結婚までのふたり
私、進藤奈歩の大学時代からの友人である桜川謙斗は、いつも真面目だが、さらに真面目さが3割増しの態度で私を待っていた。
「進藤、突然呼び出してすまない。お前に頼みがあるんだ」
「今日は暇だったからいいよ。でも借金と連帯保証人はお断りだよ」
「そんなことを俺が頼むわけないだろう」
「冗談よ。頼みって何?」
「俺と結婚しないか?」
・・・・桜川って確か警察官だっけ。学生時代から真面目で冗談が似合わなかったけど、社会人になって、さらに冗談が似合わない男になっていた。
「・・・・桜川さあ、無理して冗談言わなくてもいいんだよ?」
「俺は真剣だ」
私の返事が不快だったらしく、彼は眉をひそめる。端正な顔立ちは大学の頃からいっそう大人びている。
1年生の頃、授業で同じグループになったのがきっかけで、何事にもマイペースな私と真面目できっちりした桜川は、なぜか意気投合して友人になった。でも私と桜川は2人でいても色気のある展開なんてなったこともない。
「あのさ、普通プロポーズというのは女性として好きな相手にするものでは」
「進藤。とりあえず理由を聞いてもらえないだろうか」
「わかった。理由を聞いてあげるよ」
私が姿勢を正すと、桜川はありがとうと言って口を開いた。
「ここ最近、両親の知人から見合い話が持ち込まれるようになったんだ。それはありがたい話なんだけど、相手が軒並み専業主婦志向の人ばかりでさ」
「いいじゃないの。家に帰れば美味しい食事、適温かつきれいな部屋、たたまれた洗濯物、素敵な奥さんが待っててくれてるんでしょ?いいなー、私も嫁がほしいよ」
「でも、それは俺の求めている人じゃない」
私は思わず桜川をまじまじと見つめてしまった。てっきり従順で三歩下がってついてくタイプが好きかと思ってたのに。確か、歴代の彼女(といっても私が知っているのは大学時代からだけど)たちって皆そういうタイプだったよね。

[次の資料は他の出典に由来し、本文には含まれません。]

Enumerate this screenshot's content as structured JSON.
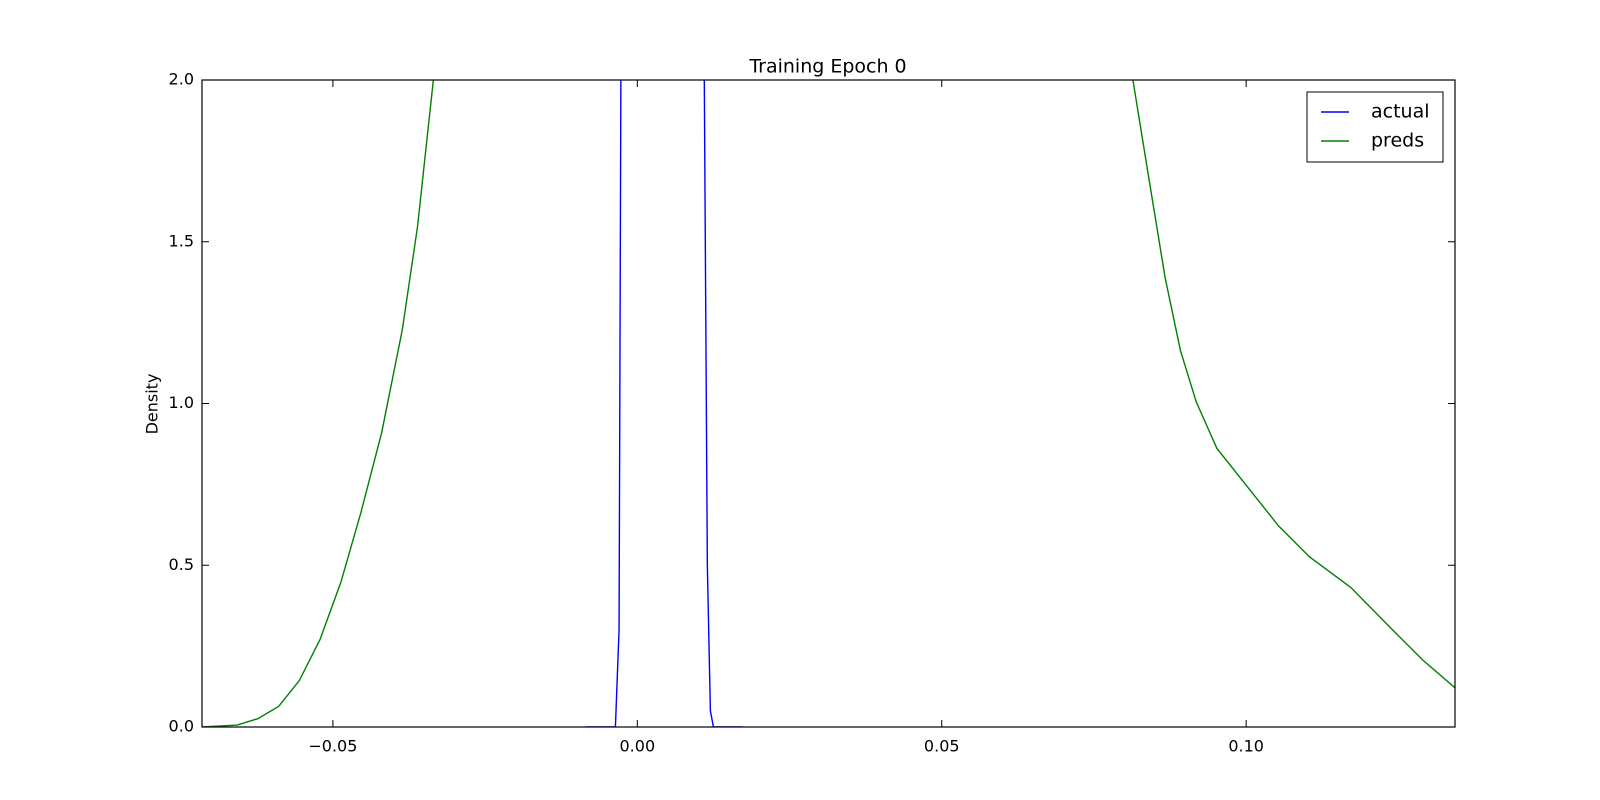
{
  "chart_data": {
    "type": "line",
    "title": "Training Epoch 0",
    "y_label": "Density",
    "xlim": [
      -0.0715,
      0.1343
    ],
    "ylim": [
      0,
      2
    ],
    "xticks": [
      {
        "value": -0.05,
        "label": "−0.05"
      },
      {
        "value": 0,
        "label": "0.00"
      },
      {
        "value": 0.05,
        "label": "0.05"
      },
      {
        "value": 0.1,
        "label": "0.10"
      }
    ],
    "yticks": [
      {
        "value": 0,
        "label": "0.0"
      },
      {
        "value": 0.5,
        "label": "0.5"
      },
      {
        "value": 1,
        "label": "1.0"
      },
      {
        "value": 1.5,
        "label": "1.5"
      },
      {
        "value": 2,
        "label": "2.0"
      }
    ],
    "legend": "upper right",
    "series": [
      {
        "name": "actual",
        "color": "#0000ff",
        "x": [
          -0.0085,
          -0.0036,
          -0.003,
          -0.0027,
          null,
          0.011,
          0.0115,
          0.012,
          0.0125,
          0.0173
        ],
        "values": [
          0,
          0,
          0.3,
          2,
          null,
          2,
          0.5,
          0.05,
          0,
          0
        ]
      },
      {
        "name": "preds",
        "color": "#008000",
        "x": [
          -0.0715,
          -0.0657,
          -0.0623,
          -0.0589,
          -0.0555,
          -0.0521,
          -0.0487,
          -0.0454,
          -0.042,
          -0.0386,
          -0.0361,
          -0.0335,
          null,
          0.0814,
          0.0842,
          0.0867,
          0.0892,
          0.0918,
          0.0952,
          0.0999,
          0.1053,
          0.1104,
          0.1172,
          0.1239,
          0.129,
          0.1343
        ],
        "values": [
          0,
          0.006,
          0.026,
          0.064,
          0.144,
          0.271,
          0.447,
          0.663,
          0.909,
          1.228,
          1.547,
          2,
          null,
          2,
          1.675,
          1.388,
          1.164,
          1.005,
          0.861,
          0.75,
          0.622,
          0.526,
          0.431,
          0.303,
          0.207,
          0.121
        ]
      }
    ]
  }
}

「そんなにまじまじと俺を見るなよ・・・話を戻すぞ。俺が結婚相手に求めているのは」
「うん、求めているのは?」
「経済的に自立していて一人が平気な人だ。俺は勤務が不規則で、毎日決まった時間に帰ることはできないし、休みだってきちんと予定通りにとれるかはなはだ怪しい。
見合いで出会う確率が低そうだから、俺は考えてみたんだ・・・そしたら進藤、おまえしかいなかったんだよ」
確かに私が経営している絵本カフェは順調で、今のところ食べていけている。そして一人で行動するのも好きだ。
「私、絵本の買い付けに海外に行くこともあるから長期で家を空けるわよ。それに家事全般テキトーだし。だから桜川の歴代彼女たちのような、マメさを求められると困るんだけど」
「家事は家にいるほうがやればいい。それに俺が一番求めているものを進藤は持っている」
「私、何か持ってたっけ?」
「安らぎ。俺は進藤がそばにいるときが心身ともに一番安らぐんだ。それに大学時代の約束があるだろ?」
そこで桜川が私を見て微笑んだ。
「・・・!!あれは冗談だったでしょうが」
声が大きくならないように気をつけていたけど、まさかそれを持ち出してくるとは。
「確かにあの時は冗談だった。でも、お前の周囲だって、今はうるさいんじゃないのか?」
「・・・確かに最近は母親のもの言いたげな視線が」
「俺たち気が合うし、仲良くやれると思うが」
それは認める。私も桜川と話していると気持ちが穏やかになる。
でもさ。それだけで結婚していいのか、桜川?
大学時代の約束・・・それは「互いが29歳になっても独身だったら結婚しよう」というものだった。